Co-commentators: No point beating about the bush here, straight to business, Martin Keown (pictured below being nasty). It was bad enough in Holland’s opening game talking about ‘leg-overs’ and wondering why Robben didn’t ‘just pull the trigger and shoot himself’ but in the one and only Ukraine’s game with Sweden he completely lost the run of himself.
We had a ‘goalscorer with an eye for goal’, ‘Ibrahimovic is like Cantona’ (oh no he isn’t) and someone ‘looking unrecognisable’ although Pearce did solve the mystery over the collective noun for big Swedish defenders — a phalanx.
Mark Lawrenson follows closely, we’ll gloss over his Eric the Eel faux pas and concentrate on how Polish-born Podolski should play for Poland and Germany. Hmm, nice to see Lancashire enjoying the craic of being Irish.

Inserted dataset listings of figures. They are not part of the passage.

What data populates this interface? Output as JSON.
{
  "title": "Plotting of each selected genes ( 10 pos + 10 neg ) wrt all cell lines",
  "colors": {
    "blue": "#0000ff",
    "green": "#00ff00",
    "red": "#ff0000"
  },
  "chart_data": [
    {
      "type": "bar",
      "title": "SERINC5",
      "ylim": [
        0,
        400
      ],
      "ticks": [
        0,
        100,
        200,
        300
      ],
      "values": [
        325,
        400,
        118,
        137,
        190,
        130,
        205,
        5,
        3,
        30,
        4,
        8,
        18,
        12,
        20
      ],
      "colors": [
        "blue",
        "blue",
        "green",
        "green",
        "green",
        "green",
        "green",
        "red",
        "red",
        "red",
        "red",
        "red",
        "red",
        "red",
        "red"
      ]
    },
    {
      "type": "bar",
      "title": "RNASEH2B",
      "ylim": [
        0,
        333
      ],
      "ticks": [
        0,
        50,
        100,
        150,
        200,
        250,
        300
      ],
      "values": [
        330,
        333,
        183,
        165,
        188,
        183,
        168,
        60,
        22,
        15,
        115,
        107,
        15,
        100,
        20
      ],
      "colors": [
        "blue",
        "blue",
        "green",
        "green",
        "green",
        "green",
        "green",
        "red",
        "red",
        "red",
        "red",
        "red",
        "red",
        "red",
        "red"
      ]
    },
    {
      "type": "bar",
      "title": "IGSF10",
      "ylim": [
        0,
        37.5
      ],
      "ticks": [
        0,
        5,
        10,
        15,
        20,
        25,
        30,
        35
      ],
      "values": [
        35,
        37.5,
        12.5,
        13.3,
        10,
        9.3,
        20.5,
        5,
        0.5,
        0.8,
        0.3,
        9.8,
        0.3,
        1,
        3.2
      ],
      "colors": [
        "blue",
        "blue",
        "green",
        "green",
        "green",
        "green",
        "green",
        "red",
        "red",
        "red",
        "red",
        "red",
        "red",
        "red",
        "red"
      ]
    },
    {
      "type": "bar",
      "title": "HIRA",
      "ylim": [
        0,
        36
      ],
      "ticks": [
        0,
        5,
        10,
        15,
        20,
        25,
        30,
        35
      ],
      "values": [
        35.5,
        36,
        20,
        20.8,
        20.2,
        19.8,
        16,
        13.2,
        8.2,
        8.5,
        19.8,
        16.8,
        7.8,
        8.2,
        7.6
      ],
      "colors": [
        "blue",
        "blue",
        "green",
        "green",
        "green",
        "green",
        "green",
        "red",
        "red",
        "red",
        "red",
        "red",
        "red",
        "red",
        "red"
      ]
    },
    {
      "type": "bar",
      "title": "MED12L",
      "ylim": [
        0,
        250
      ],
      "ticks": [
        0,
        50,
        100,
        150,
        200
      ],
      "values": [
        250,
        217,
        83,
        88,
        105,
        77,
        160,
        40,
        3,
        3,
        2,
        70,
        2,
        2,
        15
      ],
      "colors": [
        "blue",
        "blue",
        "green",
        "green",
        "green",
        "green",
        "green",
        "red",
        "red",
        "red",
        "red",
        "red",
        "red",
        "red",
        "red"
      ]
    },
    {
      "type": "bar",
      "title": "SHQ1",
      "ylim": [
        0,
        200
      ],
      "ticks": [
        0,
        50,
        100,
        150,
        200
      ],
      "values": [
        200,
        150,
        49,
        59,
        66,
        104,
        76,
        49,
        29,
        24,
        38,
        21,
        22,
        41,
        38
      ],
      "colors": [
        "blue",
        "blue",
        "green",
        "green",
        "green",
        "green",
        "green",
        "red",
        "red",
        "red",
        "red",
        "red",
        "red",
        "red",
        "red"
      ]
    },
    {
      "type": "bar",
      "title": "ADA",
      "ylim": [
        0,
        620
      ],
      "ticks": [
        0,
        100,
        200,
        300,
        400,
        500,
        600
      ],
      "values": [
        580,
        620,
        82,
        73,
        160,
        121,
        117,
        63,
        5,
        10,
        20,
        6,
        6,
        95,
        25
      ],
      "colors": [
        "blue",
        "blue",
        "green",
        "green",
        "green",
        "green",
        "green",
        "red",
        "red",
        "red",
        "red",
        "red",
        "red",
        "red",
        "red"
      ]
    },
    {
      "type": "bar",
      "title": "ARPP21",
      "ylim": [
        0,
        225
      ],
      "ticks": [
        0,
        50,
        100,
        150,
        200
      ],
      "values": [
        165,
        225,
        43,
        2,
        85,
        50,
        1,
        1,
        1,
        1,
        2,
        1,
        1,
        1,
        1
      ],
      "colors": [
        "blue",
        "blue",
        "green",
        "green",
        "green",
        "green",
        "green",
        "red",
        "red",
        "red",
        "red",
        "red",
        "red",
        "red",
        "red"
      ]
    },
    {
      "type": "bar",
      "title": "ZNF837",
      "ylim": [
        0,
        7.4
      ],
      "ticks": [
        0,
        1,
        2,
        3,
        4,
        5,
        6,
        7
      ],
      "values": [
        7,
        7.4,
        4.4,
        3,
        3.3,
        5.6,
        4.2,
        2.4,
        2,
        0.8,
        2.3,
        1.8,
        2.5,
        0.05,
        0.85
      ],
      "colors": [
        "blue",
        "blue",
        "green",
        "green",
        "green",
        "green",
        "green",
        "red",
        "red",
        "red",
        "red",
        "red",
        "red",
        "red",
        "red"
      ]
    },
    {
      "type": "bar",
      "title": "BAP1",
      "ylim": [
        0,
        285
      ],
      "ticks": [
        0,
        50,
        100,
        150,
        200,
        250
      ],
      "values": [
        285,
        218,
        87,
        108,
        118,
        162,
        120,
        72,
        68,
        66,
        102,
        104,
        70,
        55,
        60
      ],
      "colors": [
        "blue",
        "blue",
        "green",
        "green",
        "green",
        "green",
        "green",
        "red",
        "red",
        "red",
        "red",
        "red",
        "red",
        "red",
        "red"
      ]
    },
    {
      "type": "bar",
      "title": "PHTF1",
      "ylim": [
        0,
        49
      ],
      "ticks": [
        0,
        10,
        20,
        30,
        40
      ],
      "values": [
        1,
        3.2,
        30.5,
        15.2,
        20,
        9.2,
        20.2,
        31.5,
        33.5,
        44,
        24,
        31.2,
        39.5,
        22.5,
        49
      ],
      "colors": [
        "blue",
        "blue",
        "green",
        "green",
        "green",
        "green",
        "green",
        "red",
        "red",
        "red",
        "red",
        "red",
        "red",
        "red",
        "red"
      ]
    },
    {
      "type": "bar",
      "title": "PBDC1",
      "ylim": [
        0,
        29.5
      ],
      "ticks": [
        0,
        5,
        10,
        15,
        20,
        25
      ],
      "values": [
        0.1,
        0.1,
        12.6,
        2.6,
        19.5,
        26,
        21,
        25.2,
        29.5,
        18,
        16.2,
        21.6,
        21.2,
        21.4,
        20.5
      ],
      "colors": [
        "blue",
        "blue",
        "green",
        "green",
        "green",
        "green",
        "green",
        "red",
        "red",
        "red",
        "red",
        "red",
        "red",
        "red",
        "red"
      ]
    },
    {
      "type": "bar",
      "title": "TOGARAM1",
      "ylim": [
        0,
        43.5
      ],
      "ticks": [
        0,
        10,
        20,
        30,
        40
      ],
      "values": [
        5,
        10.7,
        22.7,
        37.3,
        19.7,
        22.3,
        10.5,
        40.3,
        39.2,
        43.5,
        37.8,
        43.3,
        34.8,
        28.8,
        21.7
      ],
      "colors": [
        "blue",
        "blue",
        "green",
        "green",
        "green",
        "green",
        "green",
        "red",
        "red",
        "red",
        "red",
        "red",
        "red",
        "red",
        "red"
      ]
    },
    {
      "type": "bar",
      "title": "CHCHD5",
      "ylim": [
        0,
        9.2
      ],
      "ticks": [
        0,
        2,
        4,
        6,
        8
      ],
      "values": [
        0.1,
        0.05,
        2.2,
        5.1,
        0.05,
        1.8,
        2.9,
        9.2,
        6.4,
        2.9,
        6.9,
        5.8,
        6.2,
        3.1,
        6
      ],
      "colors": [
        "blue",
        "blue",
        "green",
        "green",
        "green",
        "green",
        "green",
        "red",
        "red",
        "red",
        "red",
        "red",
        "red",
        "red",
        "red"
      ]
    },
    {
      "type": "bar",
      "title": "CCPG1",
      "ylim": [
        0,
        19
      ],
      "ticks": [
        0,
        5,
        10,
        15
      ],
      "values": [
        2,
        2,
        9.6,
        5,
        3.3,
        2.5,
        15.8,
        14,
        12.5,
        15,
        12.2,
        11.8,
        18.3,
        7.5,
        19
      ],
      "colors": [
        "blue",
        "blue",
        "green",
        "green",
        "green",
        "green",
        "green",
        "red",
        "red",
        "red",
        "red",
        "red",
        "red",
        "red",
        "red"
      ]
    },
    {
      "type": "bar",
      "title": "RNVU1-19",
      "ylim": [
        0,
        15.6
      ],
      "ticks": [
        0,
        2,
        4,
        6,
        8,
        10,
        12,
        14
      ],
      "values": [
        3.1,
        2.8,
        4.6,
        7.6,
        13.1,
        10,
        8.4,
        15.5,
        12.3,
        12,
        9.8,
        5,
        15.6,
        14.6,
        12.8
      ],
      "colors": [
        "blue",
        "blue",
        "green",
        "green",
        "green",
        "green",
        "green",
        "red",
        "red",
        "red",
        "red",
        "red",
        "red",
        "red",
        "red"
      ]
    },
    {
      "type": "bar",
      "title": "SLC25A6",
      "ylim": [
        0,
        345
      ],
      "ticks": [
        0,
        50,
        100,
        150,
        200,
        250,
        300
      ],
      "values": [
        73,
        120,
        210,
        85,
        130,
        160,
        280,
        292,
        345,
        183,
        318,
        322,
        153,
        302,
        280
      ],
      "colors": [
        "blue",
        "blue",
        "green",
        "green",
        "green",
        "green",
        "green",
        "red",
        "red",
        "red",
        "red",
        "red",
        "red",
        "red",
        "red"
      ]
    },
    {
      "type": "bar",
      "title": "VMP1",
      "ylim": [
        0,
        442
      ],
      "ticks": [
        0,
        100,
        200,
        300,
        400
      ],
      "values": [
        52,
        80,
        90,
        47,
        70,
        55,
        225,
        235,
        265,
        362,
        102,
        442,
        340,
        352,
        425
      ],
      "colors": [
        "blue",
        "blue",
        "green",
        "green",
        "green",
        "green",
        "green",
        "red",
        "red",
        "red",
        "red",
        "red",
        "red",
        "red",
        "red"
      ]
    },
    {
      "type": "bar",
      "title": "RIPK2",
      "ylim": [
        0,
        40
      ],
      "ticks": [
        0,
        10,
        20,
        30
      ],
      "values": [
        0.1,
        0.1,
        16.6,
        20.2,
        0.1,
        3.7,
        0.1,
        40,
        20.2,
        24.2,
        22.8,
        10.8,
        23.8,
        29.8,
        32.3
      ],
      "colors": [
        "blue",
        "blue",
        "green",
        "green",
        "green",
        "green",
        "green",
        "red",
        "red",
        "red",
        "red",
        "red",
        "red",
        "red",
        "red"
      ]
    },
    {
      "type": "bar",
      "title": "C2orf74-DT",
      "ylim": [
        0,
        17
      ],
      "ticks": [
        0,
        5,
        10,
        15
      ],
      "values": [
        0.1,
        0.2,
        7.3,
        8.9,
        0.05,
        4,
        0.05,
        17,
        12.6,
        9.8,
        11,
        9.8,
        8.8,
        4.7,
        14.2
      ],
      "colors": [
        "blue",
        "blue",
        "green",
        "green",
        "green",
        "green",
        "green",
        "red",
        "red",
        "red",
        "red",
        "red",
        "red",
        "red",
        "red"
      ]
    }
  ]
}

Craig Burley is quite entertaining, Jim Beglin’s fine as long as it isn’t connected to anything in green and Mark Bright is Mark Bright.
Highlights: Match of the Day still treats us like we’re all six, so it’s good that Colin Murray looks after Robbie Savage and David James and his strange talk of zones, while on the other side Matt Smith is only a coat of Ronseal away from being in the opening titles.
So there you have it, a week down and it’s all going swimmingly, apart from the racism, in-fighting and underperforming over-hyped stars — and it’s the same on the pitch too.